Além disso, o perfil do influenciador pode ser usado para disseminar links para sites maliciosos ou ser invadido pelos operadores dessas fazendas. “A principal dica neste caso é não utilizar o recurso, visto que pode causar danos desde reputacionais até de vazamento de dados”, aconselha.
A prática também levanta questões éticas, já que esse engajamento artificial pode inflar publicações fraudulentas, mentirosas ou enganosas. Fazendas de likes podem ser usadas em campanhas de difamação, política e spam.
O que dizem as plataformas
Em nota enviada ao TecMundo, a Meta, dona do Facebook, WhatsApp, Instagram e Threads, salientou que é importante que as interações “sejam genuínas”. A empresa diz trabalhar para “manter a comunidade livre de comportamentos inautênticos” e reforça que esses serviços violam os Termos de Uso.

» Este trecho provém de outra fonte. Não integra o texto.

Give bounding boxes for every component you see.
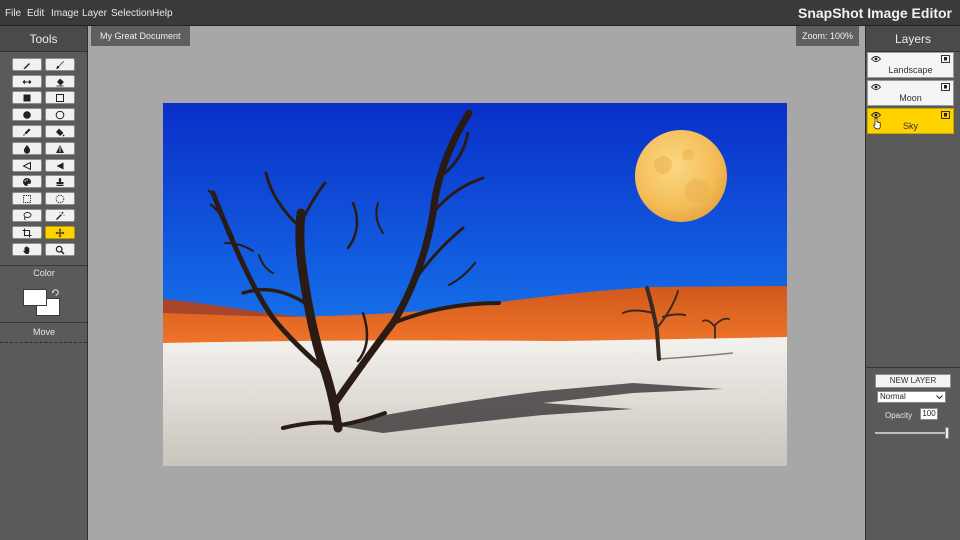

“Investimos recursos significativos para combater esses tipos de abuso em nossas plataformas e, quando detectados, consideramos todas as opções aplicáveis, incluindo a suspensão e a remoção das contas”, disse um porta-voz da companhia. Já o TikTok encaminhou links para as diretrizes da comunidade e um relatório de aplicação dessas regras em 2023. “Permanecemos firmes em nosso compromisso de identificar e remover prontamente todas as contas, conteúdos ou atividades que buscam impulsionar artificialmente a popularidade na nossa plataforma”, diz trecho do documento.
Apesar de existirem caminhos que parecem mais fáceis, eles não trazem o mesmo resultado do trabalho duro de criação de conteúdo nessas plataformas.
“Não existe fórmula mágica para crescer nas redes sociais. O mais importante é identificar seu público, estipular um nicho de conteúdo e fazer publicações de qualidade e relevantes levando esses dois fatores em consideração”, finaliza Gabriela Pederneiras, especialista em redes sociais.